1. A copy of the check-in and check-out reports? 

2. Evidence of the permission to fit the shelves?

3. Evidence that you bought the doorbell eg receipt or credit card statement?

The landlord won’t be able to claim for anything not in the check-out report or discovered after check-out.

Put in writing (email if fine) that you dispute the deductions and advise that you want to go to ADR (alternative dispute resolution) with the deposit protection scheme.

Which deposit scheme is your deposit protected with?

The landlord must also release any of the deposit not in dispute within 10 days of you requesting it, so also request in writing for it to be returned.



As mentioned above, the easiest way to deal with this is to use the disputes service that comes free with the deposit protection scheme that the deposit was protected with. This will force the landlord to prove that there has been loss for which the deposit can be used to pay.

It’s also worth pointing out that ‘repapering’ is not damage, that is wear and tear and that is not something your landlord can deduct from your deposit (many landlords conveniently fail to grasp that). The only exception is if you’ve damaged the wallpaper, such as throwing a glass of red wine over it or something similar. Same goes for any ‘marks’ on anything – scuffs, small scratches and paint marks are not usually considered damage.

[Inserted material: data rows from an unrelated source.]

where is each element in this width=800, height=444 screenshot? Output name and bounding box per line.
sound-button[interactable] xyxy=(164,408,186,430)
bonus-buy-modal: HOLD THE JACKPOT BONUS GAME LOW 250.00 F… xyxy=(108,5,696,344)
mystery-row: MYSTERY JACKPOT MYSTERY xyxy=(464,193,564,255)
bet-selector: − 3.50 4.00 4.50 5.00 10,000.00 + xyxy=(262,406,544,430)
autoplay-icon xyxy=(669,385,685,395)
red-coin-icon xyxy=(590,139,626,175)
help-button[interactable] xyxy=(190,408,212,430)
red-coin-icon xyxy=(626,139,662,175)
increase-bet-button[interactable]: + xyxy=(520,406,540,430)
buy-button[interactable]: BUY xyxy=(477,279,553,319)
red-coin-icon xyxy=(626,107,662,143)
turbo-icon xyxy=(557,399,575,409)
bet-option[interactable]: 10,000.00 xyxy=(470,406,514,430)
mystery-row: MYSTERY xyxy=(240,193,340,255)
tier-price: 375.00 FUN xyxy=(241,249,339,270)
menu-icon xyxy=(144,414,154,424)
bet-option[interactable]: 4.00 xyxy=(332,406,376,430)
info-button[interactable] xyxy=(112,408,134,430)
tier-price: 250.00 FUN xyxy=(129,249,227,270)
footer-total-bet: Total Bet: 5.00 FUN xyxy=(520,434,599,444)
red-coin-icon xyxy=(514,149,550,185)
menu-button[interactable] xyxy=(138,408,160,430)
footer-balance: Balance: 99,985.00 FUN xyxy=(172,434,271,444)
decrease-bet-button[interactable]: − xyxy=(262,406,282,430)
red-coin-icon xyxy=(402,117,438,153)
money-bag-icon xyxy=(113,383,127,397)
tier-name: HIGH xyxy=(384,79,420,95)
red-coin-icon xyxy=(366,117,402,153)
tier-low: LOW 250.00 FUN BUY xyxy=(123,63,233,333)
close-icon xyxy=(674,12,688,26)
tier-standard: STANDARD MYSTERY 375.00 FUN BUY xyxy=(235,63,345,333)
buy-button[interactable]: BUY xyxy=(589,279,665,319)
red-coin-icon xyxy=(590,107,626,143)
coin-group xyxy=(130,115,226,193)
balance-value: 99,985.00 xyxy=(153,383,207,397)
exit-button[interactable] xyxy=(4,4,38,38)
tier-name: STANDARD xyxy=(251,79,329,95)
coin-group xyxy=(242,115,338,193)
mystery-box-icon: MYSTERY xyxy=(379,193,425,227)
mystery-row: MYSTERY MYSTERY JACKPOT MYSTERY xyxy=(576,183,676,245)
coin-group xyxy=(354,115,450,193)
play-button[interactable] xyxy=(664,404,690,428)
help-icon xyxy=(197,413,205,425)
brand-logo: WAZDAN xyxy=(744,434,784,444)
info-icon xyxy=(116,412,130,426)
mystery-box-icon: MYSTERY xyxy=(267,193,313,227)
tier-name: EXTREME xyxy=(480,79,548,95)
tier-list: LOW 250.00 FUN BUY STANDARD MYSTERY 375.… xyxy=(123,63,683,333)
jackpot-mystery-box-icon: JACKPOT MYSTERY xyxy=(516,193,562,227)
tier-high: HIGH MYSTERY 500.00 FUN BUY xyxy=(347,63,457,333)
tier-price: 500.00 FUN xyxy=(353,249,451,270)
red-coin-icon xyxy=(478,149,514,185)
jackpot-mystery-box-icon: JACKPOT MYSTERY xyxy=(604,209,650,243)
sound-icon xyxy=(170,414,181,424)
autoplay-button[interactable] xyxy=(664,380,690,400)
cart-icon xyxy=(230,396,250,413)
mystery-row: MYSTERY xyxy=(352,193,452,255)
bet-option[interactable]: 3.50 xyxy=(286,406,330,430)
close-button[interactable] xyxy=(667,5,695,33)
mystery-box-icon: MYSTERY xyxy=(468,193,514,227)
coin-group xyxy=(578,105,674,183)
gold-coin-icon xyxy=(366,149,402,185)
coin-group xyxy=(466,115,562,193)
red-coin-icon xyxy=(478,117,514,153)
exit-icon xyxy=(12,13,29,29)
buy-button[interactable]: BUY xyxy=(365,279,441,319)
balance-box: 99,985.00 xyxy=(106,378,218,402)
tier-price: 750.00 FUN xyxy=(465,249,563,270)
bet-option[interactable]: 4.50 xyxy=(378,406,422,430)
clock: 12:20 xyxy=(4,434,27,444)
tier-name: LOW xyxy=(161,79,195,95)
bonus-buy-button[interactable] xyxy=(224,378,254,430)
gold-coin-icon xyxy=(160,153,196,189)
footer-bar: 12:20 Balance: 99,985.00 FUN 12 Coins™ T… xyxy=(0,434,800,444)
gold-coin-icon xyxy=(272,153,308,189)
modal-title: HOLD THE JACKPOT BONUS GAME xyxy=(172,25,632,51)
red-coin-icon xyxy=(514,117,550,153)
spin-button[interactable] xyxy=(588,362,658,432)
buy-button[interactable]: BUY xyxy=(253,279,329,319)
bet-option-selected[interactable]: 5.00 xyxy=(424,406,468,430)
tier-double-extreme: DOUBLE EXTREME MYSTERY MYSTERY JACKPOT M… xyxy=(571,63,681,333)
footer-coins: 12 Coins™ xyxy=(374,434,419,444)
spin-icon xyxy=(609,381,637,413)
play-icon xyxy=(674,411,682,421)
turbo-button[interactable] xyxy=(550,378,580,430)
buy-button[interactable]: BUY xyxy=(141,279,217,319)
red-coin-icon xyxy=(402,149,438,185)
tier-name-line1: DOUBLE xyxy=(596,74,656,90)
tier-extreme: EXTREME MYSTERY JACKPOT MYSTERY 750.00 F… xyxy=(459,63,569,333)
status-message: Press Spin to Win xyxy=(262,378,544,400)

With the doorbell, is this mentioned in the check in inventory as broken? If so then you’re only required to return the property to the state it was in when you moved in – if it had a broken doorbell when you moved in then nothing has changed.

Landlords cannot use a deposit to put themselves in a better position than they were when you arrived (i.e. ‘betterment’) and that’s what this landlord is trying to do. The agent knows that and should be advising the landlord to stop making petty, false claims on your deposit.

Either way, as long as you have your inventories and evidence of the permissions to make changes – as mentioned above – you should be fine when the disputes service takes up the case. For legal advice give the Citizens Advice a call.